What really is African fashion?

For some odd reason, most people almost always translate it as print or in Kenya’s case, Masaai shuka. PHOTO| FILE| NATION MEDIA GROUP

What you need to know:

  • Maybe African fashion is about coverage. Yet that would rubbish the contributions of brilliant fashion journalist and author Helen Jennings who is British and very much white.

  • This woman gets African fashion with such an unparalleled, incomparable instinct and even wrote the book - New African Fashion.

The invite read ‘Elegant African wear.’ The event was the red carpet Riverwood Awards. Beyond the who-wore-what lies a bigger discussion. What, really, does African fashion mean? Visually speaking it seems to be that which is big, loud, colourful, vibrant, unapologetic, bold. If elegant is old money African is nouveau riche.

What African is, is an ongoing debate currently shaping not just the fashion world, but the literary and music industry. Who is an African writer or what is an African sound depends on who you ask. We should by definition then claim the late Yves Saint Laurent born in Algeria or Oswald Boateng born of immigrant Ghanaian parents and Liye Kebede, Alek Wek, Oluchi, Ajuma and other models of African descent as automatic African fashion ambassadors.

But then, if you identify yourself as African does that make you one? Say you are Ann McCreath; Scottish but based in Kenya over the last 20 years and changing the face of African fashion with a brand that is very much African. Perhaps African fashion is retail outlet Woolworths originating in Australia but stamping its way across the continent.

Masaai shuka

African, for some odd reason, is almost always translated as print or in Kenya’s case, Masaai shuka. When Louis Vuitton did a collection three years ago with Masaai fabric we jerked to attention. The crux being we had the fabric for as long as the mind can wander but we only pounced on its wonder when the West okayed it. That applies to African print too as worn by fashion-forward Gwen Stefani, earthy Solange and her superstar sister Beyonce.

The rejection of African fashion is maybe because it isn’t be sleek or sophisticated.

Here is the part that is true. African fashion lacks the practicality of day to day wear.
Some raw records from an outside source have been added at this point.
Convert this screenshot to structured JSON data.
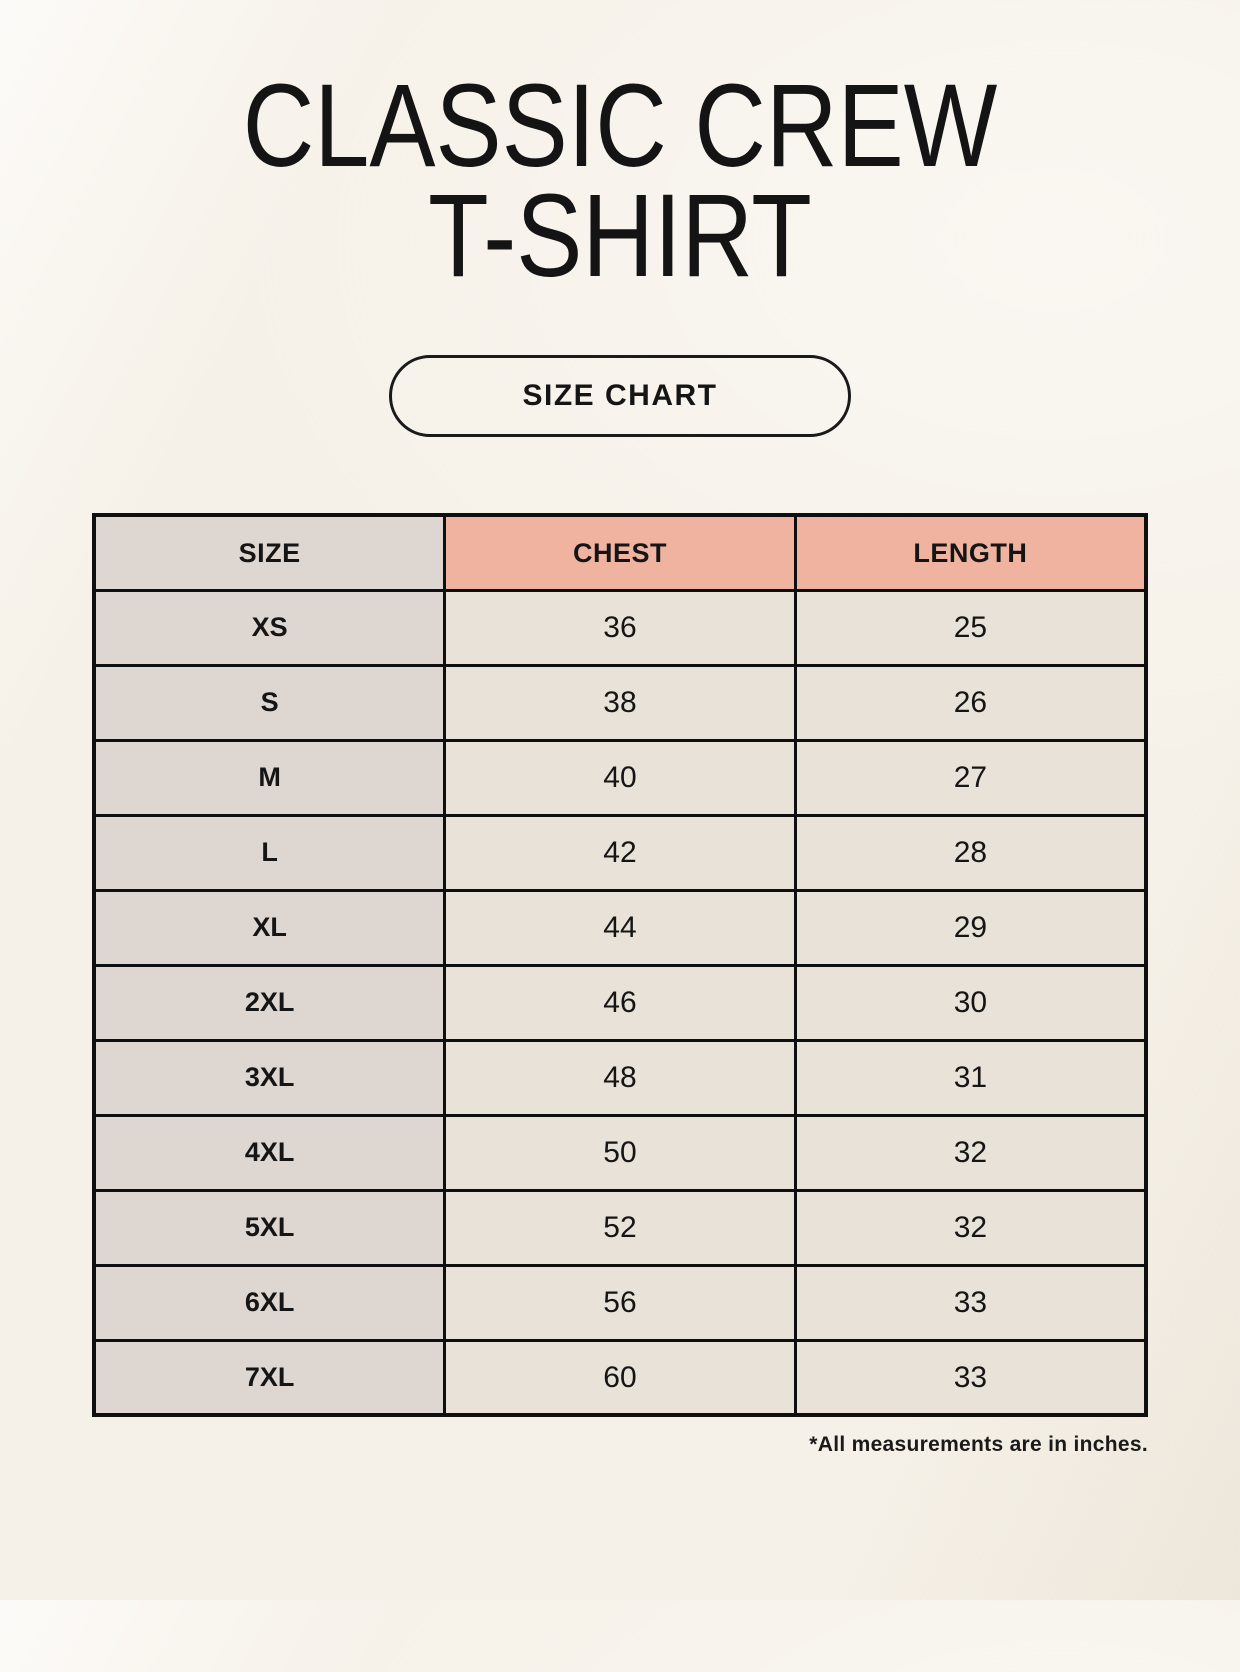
{
  "header": {
    "title_line1": "CLASSIC CREW",
    "title_line2": "T-SHIRT",
    "badge_label": "SIZE CHART"
  },
  "footer": {
    "note": "*All measurements are in inches."
  },
  "colors": {
    "page_background": "#f6f1e8",
    "header_accent": "#efb3a0",
    "size_column": "#ded6d0",
    "data_cell": "#e9e2d8",
    "border": "#0f0f0f",
    "text": "#151515"
  },
  "chart_data": {
    "type": "table",
    "title": "Classic Crew T-Shirt Size Chart",
    "units": "inches",
    "columns": [
      "SIZE",
      "CHEST",
      "LENGTH"
    ],
    "rows": [
      [
        "XS",
        36,
        25
      ],
      [
        "S",
        38,
        26
      ],
      [
        "M",
        40,
        27
      ],
      [
        "L",
        42,
        28
      ],
      [
        "XL",
        44,
        29
      ],
      [
        "2XL",
        46,
        30
      ],
      [
        "3XL",
        48,
        31
      ],
      [
        "4XL",
        50,
        32
      ],
      [
        "5XL",
        52,
        32
      ],
      [
        "6XL",
        56,
        33
      ],
      [
        "7XL",
        60,
        33
      ]
    ]
  }
}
It beautifully embraces family and community-oriented social gatherings as opportunities to dress up. It speaks to rounded bottoms, mullet crotches and  respect for tradition. But it also needs to make room for today’s generation who have a far more casual approach to fashion.

African fashion is not just the tangible either. It is more than that which is worn by an African in Africa made for Africa by an African. The latter would not make a strong case for Vlisco, the legendary fabric that has come to epitomise West African style and is in fact Dutch and originally created to cater to Indonesian consumers.

Maybe African fashion is about coverage. Yet that would rubbish the contributions of brilliant fashion journalist and author Helen Jennings who is British and very much white. This woman gets African fashion with such an unparalleled, incomparable instinct and even wrote the book - New African Fashion.

Blends and fusion

Over the last decade, the definition of African fashion has had to expand necessitated by its appropriation. This is curious considering the gamut. It is women in the marketplace buying and selling. It is kangas, batik and wax. It is cotton and print. It is new faces and a spectrum of generations. It is mergers, blends and fusion. It is culling influence.

It is as cosmopolitan and rural as it is individual and communal. It is the attempt to capture that unpredictable, heated pulse of Africa in a fabric. It is all these things heaped and cooked in an African pot serving both the wafting aroma and the meal.

The power structure in the international fashion industry locks out African talent and people of colour. But the one thing that defines African fashion is the African, guilty of great consumer sins. We steal, pirate, want cheap things and won’t buy authentic stuff.

Hip hop artistes sing about kipusa the pretty girl, never the fashion brand. No one name drops African fashion legends in their tracks or brags about them in their videos. We don’t lionize creative talent. We would rather be American than African with our consumer habits.

Our culture is a great source of inspiration to those observing us yet we remain oblivious to our own cultural value. We dismiss our history, heritage and storytelling aspect of those who came before us. This robs us of inspiration, lessons and knowledge.

We buy without understanding. It is why African fashion has to boomerang the globe. I know if I wore a bespoke black leather dress it would be perceived less African than a pencil skirt of African print.